Harold Manning
Inducted 2012
Harold Manning Born: January 9, 1909 (Sedgwick, KS)
Graduated: Sedgwick High School, 1927; University of Wichita (Wichita State University), 1931
Died: January 26, 2003
History always remembers “firsts.” From the first President to the first man to walk on the moon, history reserves a special place for those who have the strength and determination to blaze new trails.
Today, Harold Manning gets his name enshrined into the Kansas Sports Hall of Fame as the first to bring a national championship to what we know today as Wichita State University.
Manning, known as a “wiry” and “skinny kid” who barely tipped over the one hundred pound mark in high school, grew up in the small-town of Sedgwick, Kansas. Yet, despite his modest upbringing, that same skinny kid would bring home Wichita University’s first national championship in track and field and would go on to compete in the Olympics.

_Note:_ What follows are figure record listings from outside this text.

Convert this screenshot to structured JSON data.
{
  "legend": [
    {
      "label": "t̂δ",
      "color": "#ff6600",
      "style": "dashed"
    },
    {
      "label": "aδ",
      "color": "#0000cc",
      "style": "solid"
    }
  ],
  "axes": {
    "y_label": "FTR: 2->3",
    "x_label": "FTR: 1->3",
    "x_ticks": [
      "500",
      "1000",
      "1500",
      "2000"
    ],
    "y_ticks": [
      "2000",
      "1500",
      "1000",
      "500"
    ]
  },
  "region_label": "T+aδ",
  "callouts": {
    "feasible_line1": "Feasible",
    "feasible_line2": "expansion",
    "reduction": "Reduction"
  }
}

Growing up, Manning wasn’t the least bit concerned with the sport that would make him a legend. Actually, it was an entry into a track meet in Wichita, at the urging of a high school coach, just weeks before he graduated from high school in 1927 that launched Manning’s stellar career.
Manning finished first in the mile at the Wichita meet and went on to win the mile in the state high school meet the following week. Sedgwick businessmen raised funds to send him to the national high school meet in Chicago where he once again proved victorious.
Manning’s exploits weeks before graduation were good enough to earn him a scholarship to Wichita University where he set the standard for distance runners. Manning brought home the 1930 national championship in the two-mile with a record time of 9:18.1.
His victory made him not only the University’s first national champion, but also the University’s first All-American in track and field.
Upon his graduation from Wichita, Manning continued to run and train on his own, often carrying his own stop watch on his runs, for a chance at the Olympics. He narrowly missed participating in the 1932 Los Angeles games alongside fellow Kansas Sports Hall of Famer Jim Bausch, but continued to work hard and earned a spot on the team for the 1936 games.
That year, Manning made history in his attempt to make the U.S. Olympic team that included Jesse Owens and Kansas Sports Hall of Fame inductees Archie San Romani and Glenn Cunningham. Participating in the relatively new event, the 3000 meter steeplechase, Manning set the world record at the U.S. Olympic trials with a time of 9:08.2 using his unique style of hurdling of the barrier and jumping right in the middle of the water pit.
Despite his fifth place finish at the 1936 Berlin Olympics, today Manning is remembered as one of the pioneers of the sport and a legend at Wichita State University for being the school’s first national champion.
Harold Manning passed away in January of 2003. He is inducted posthumously.